- Directed by: Marie Polednáková
- Written by: Marie Polednáková
- Starring: Tomáš Holý; Jana Preissová; František Němec;
- Cinematography: Petr Polák
- Edited by: Karel Kohout
- Music by: Václav Zahradník
- Release date: 24 December 1978;
- Running time: 85 minutes
- Country: Czechoslovakia
- Language: Czech

= Jak dostat tatínka do polepšovny =

1978 Czechoslovak comedy film

Jak dostat tatínka do polepšovny (How to get dad into reform school) is a 1978 Czechoslovak family comedy film directed by Marie Poledňáková.
The main characters are played by Jana Preissová, Tomáš Holý, and František Němec. It is a loose sequel to the film Jak vytrhnout velrybě stoličku.

==Plot==
Twenty-eight-year-old ballerina Anna is a single mother raising her eight-year-old son Vašek. On a trip to the mountains, she runs into Luboš, a climber with whom she had a brief affair nine years before. She reveals to him that Vašek is his son. They decide to spend the upcoming summer holidays together, as Luboš wants to get to know his son and Anna is interested to get closer to Luboš. All planning for the summer vacation is left to Luboš under one condition—that they not go to the mountains. Anna doesn't want Vašek to follow in his father's footsteps and climb mountains as she is worried about his safety.
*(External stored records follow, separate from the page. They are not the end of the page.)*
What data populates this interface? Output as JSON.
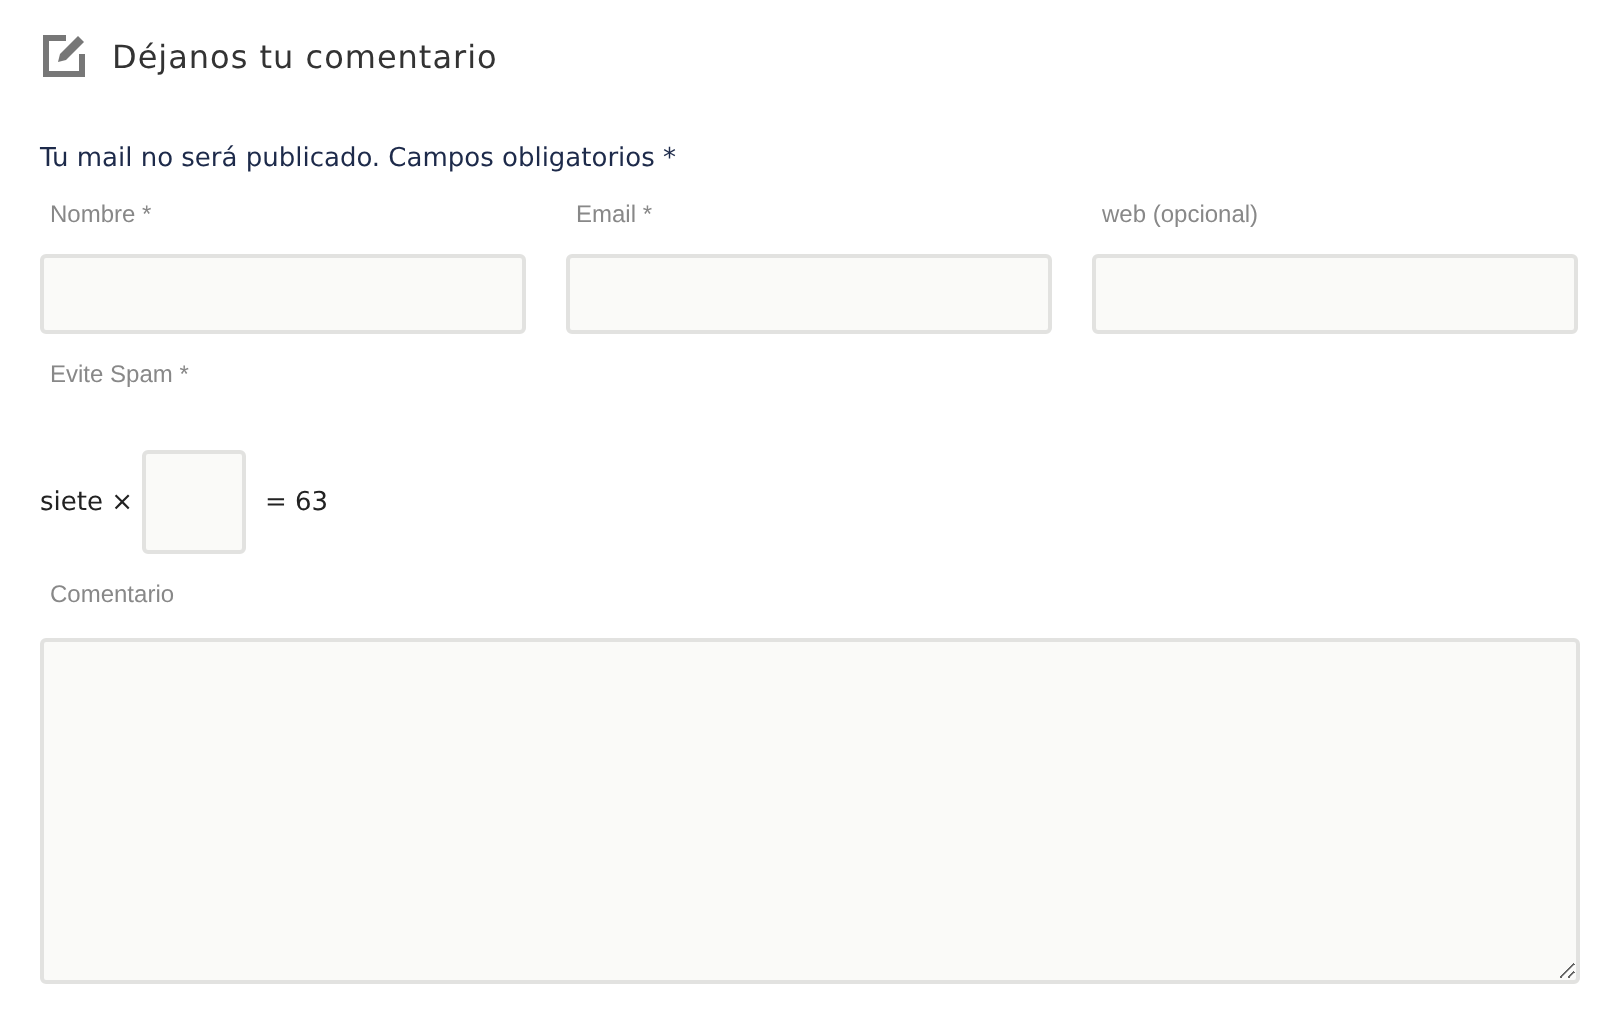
{
  "heading": "Déjanos tu comentario",
  "notice": "Tu mail no será publicado. Campos obligatorios *",
  "fields": [
    {
      "label": "Nombre *"
    },
    {
      "label": "Email *"
    },
    {
      "label": "web (opcional)"
    }
  ],
  "captcha": {
    "label": "Evite Spam *",
    "before": "siete ×",
    "after": "= 63"
  },
  "comment": {
    "label": "Comentario"
  }
}
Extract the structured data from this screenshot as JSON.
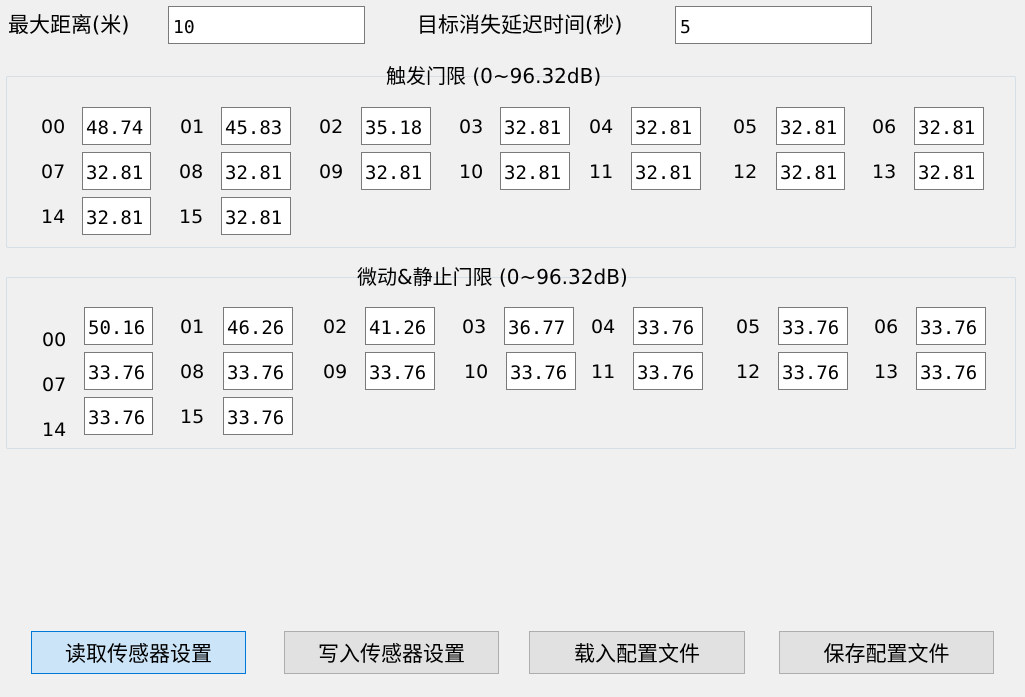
{
  "settings": {
    "max_distance_label": "最大距离(米)",
    "max_distance_value": "10",
    "delay_label": "目标消失延迟时间(秒)",
    "delay_value": "5"
  },
  "trigger_group": {
    "title": "触发门限 (0~96.32dB)",
    "gates": [
      {
        "label": "00",
        "value": "48.74"
      },
      {
        "label": "01",
        "value": "45.83"
      },
      {
        "label": "02",
        "value": "35.18"
      },
      {
        "label": "03",
        "value": "32.81"
      },
      {
        "label": "04",
        "value": "32.81"
      },
      {
        "label": "05",
        "value": "32.81"
      },
      {
        "label": "06",
        "value": "32.81"
      },
      {
        "label": "07",
        "value": "32.81"
      },
      {
        "label": "08",
        "value": "32.81"
      },
      {
        "label": "09",
        "value": "32.81"
      },
      {
        "label": "10",
        "value": "32.81"
      },
      {
        "label": "11",
        "value": "32.81"
      },
      {
        "label": "12",
        "value": "32.81"
      },
      {
        "label": "13",
        "value": "32.81"
      },
      {
        "label": "14",
        "value": "32.81"
      },
      {
        "label": "15",
        "value": "32.81"
      }
    ]
  },
  "static_group": {
    "title": "微动&静止门限 (0~96.32dB)",
    "gates": [
      {
        "label": "00",
        "value": "50.16"
      },
      {
        "label": "01",
        "value": "46.26"
      },
      {
        "label": "02",
        "value": "41.26"
      },
      {
        "label": "03",
        "value": "36.77"
      },
      {
        "label": "04",
        "value": "33.76"
      },
      {
        "label": "05",
        "value": "33.76"
      },
      {
        "label": "06",
        "value": "33.76"
      },
      {
        "label": "07",
        "value": "33.76"
      },
      {
        "label": "08",
        "value": "33.76"
      },
      {
        "label": "09",
        "value": "33.76"
      },
      {
        "label": "10",
        "value": "33.76"
      },
      {
        "label": "11",
        "value": "33.76"
      },
      {
        "label": "12",
        "value": "33.76"
      },
      {
        "label": "13",
        "value": "33.76"
      },
      {
        "label": "14",
        "value": "33.76"
      },
      {
        "label": "15",
        "value": "33.76"
      }
    ]
  },
  "buttons": {
    "read": "读取传感器设置",
    "write": "写入传感器设置",
    "load": "载入配置文件",
    "save": "保存配置文件"
  },
  "colors": {
    "window_bg": "#f0f0f0",
    "primary_button_bg": "#cce4f7",
    "primary_button_border": "#0078d7",
    "button_bg": "#e1e1e1"
  }
}
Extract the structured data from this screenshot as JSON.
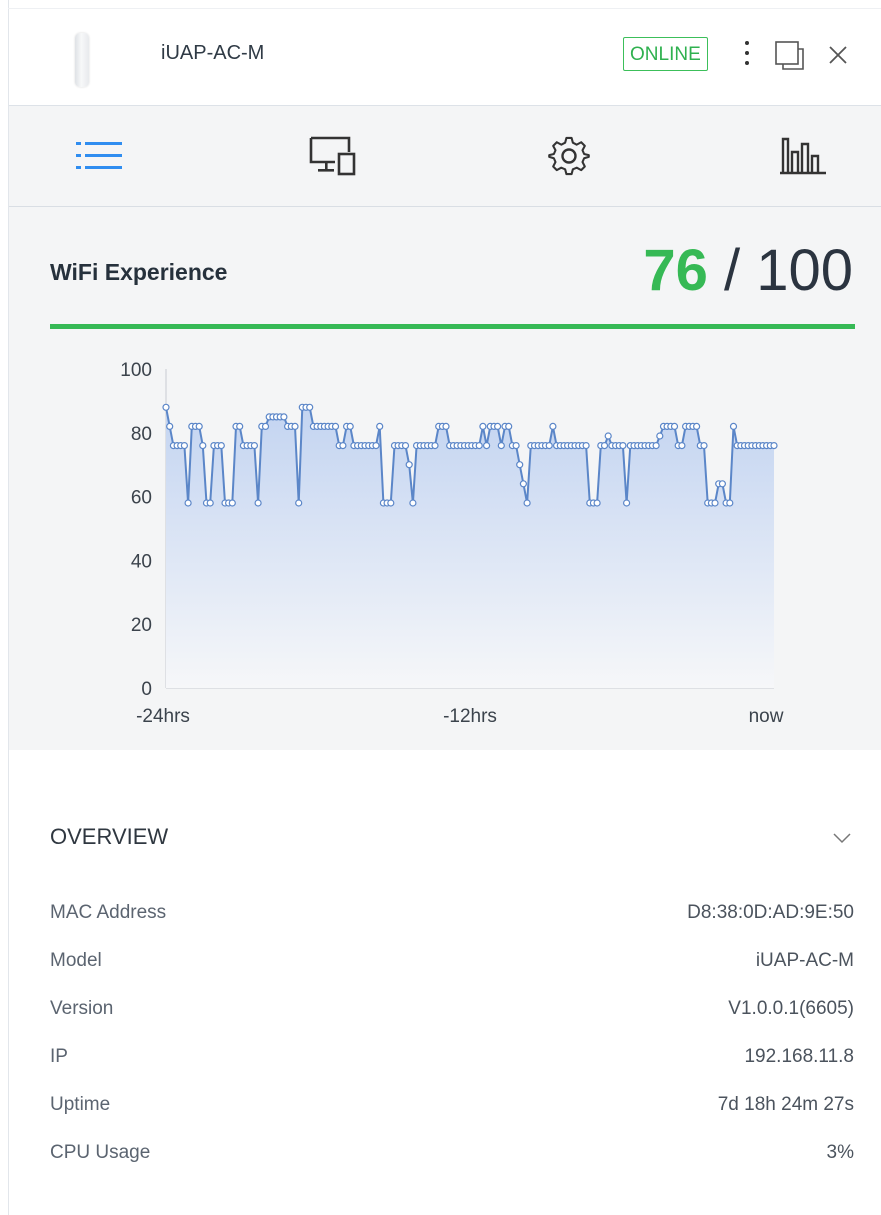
{
  "header": {
    "device_name": "iUAP-AC-M",
    "status": "ONLINE",
    "status_color": "#2fb14f"
  },
  "tabs": [
    {
      "name": "details",
      "icon": "list-icon",
      "active": true
    },
    {
      "name": "clients",
      "icon": "devices-icon",
      "active": false
    },
    {
      "name": "settings",
      "icon": "gear-icon",
      "active": false
    },
    {
      "name": "statistics",
      "icon": "bar-chart-icon",
      "active": false
    }
  ],
  "experience": {
    "title": "WiFi Experience",
    "score": "76",
    "score_max": "/ 100",
    "accent": "#36b955"
  },
  "chart_data": {
    "type": "area",
    "title": "",
    "xlabel": "",
    "ylabel": "",
    "ylim": [
      0,
      100
    ],
    "y_ticks": [
      "100",
      "80",
      "60",
      "40",
      "20",
      "0"
    ],
    "x_ticks": [
      "-24hrs",
      "-12hrs",
      "now"
    ],
    "series_color": "#5b86c8",
    "values": [
      88,
      82,
      76,
      76,
      76,
      76,
      58,
      82,
      82,
      82,
      76,
      58,
      58,
      76,
      76,
      76,
      58,
      58,
      58,
      82,
      82,
      76,
      76,
      76,
      76,
      58,
      82,
      82,
      85,
      85,
      85,
      85,
      85,
      82,
      82,
      82,
      58,
      88,
      88,
      88,
      82,
      82,
      82,
      82,
      82,
      82,
      82,
      76,
      76,
      82,
      82,
      76,
      76,
      76,
      76,
      76,
      76,
      76,
      82,
      58,
      58,
      58,
      76,
      76,
      76,
      76,
      70,
      58,
      76,
      76,
      76,
      76,
      76,
      76,
      82,
      82,
      82,
      76,
      76,
      76,
      76,
      76,
      76,
      76,
      76,
      76,
      82,
      76,
      82,
      82,
      82,
      76,
      82,
      82,
      76,
      76,
      70,
      64,
      58,
      76,
      76,
      76,
      76,
      76,
      76,
      82,
      76,
      76,
      76,
      76,
      76,
      76,
      76,
      76,
      76,
      58,
      58,
      58,
      76,
      76,
      79,
      76,
      76,
      76,
      76,
      58,
      76,
      76,
      76,
      76,
      76,
      76,
      76,
      76,
      79,
      82,
      82,
      82,
      82,
      76,
      76,
      82,
      82,
      82,
      82,
      76,
      76,
      58,
      58,
      58,
      64,
      64,
      58,
      58,
      82,
      76,
      76,
      76,
      76,
      76,
      76,
      76,
      76,
      76,
      76,
      76
    ]
  },
  "overview": {
    "title": "OVERVIEW",
    "rows": [
      {
        "label": "MAC Address",
        "value": "D8:38:0D:AD:9E:50"
      },
      {
        "label": "Model",
        "value": "iUAP-AC-M"
      },
      {
        "label": "Version",
        "value": "V1.0.0.1(6605)"
      },
      {
        "label": "IP",
        "value": "192.168.11.8"
      },
      {
        "label": "Uptime",
        "value": "7d 18h 24m 27s"
      },
      {
        "label": "CPU Usage",
        "value": "3%"
      }
    ]
  }
}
The first few days of their holiday go well. They travel from Prague by bicycle and sleep in tents, eventually reaching their destination, Luboš's childhood cottage. Here they are welcomed by Luboš's father. Vašek is happy to have a grandpa, but Anna's becomes worried as she realizes that the cottage is in the mountains. She forbids Luboš and Vašek to climb any rocks.

Luboš enjoys spending time with his estranged son but he also has romantic feelings for Anna, and he wishes to spend time with her alone. This is made difficult by the fact that Vašek and grandpa are always around. On top of this, grandpa begins to insist that Luboš and Anna get married as soon as possible.

Meanwhile, Luboš has broken his promise to Anna and has been taking Vašek climbing every day. When Anna finds out, Luboš convinces her that he was the one climbing and that Vašek only watched. Anna believes him at first, and the boys continue to climb daily. Luboš unexpectedly receives an invitation to an international climbing meet, which means he will not be able to stay with Anna and Vašek for the entire summer, as he had originally planned.

Anna agrees to marry Luboš, and the wedding is set to take place before his departure. Anna, however, is still not aware of his plans. While in town, some of the townspeople inform her about the climbing meet. As she is heading back to the cottage, Anna takes a shortcut which leads through the rocks Luboš and Vašek are climbing, catching them in the act. She is terrified for her son and angry at Luboš for his deception. She decides to take her son and return home immediately, cancelling the wedding.

At the end of summer, Luboš returns from the climbing meet, only to find out that Anna is expecting a second child with him. Vašek helps persuade his mother to forgive his dad, and the two parents eventually reconcile.

==Cast and characters==
- Tomáš Holý as Vašek
- Jana Preissová as mother
- František Němec as father
- Josef Karlík as grandfather
- Petr Nárožný as mail carrier Fanda
- Luděk Sobota as Vlk, Máňa's crew
- Bronislav Poloczek as Lovec, Máňa's crew
- František Peterka as Kos, Máňa's crew
- Jana Dítětová as grandmother
- Gabriela Vránová as teacher
- Alena Kreuzmannová as make-up artist Boženka
- Vlastimil Harapes as ballet teacher

==Trivia==
On the film's opening night of Christmas Eve 1978, about 89% of households with a television set in Czechoslovakia watched the film. This made it one of the most watched programs in the history of television broadcasting in the nation.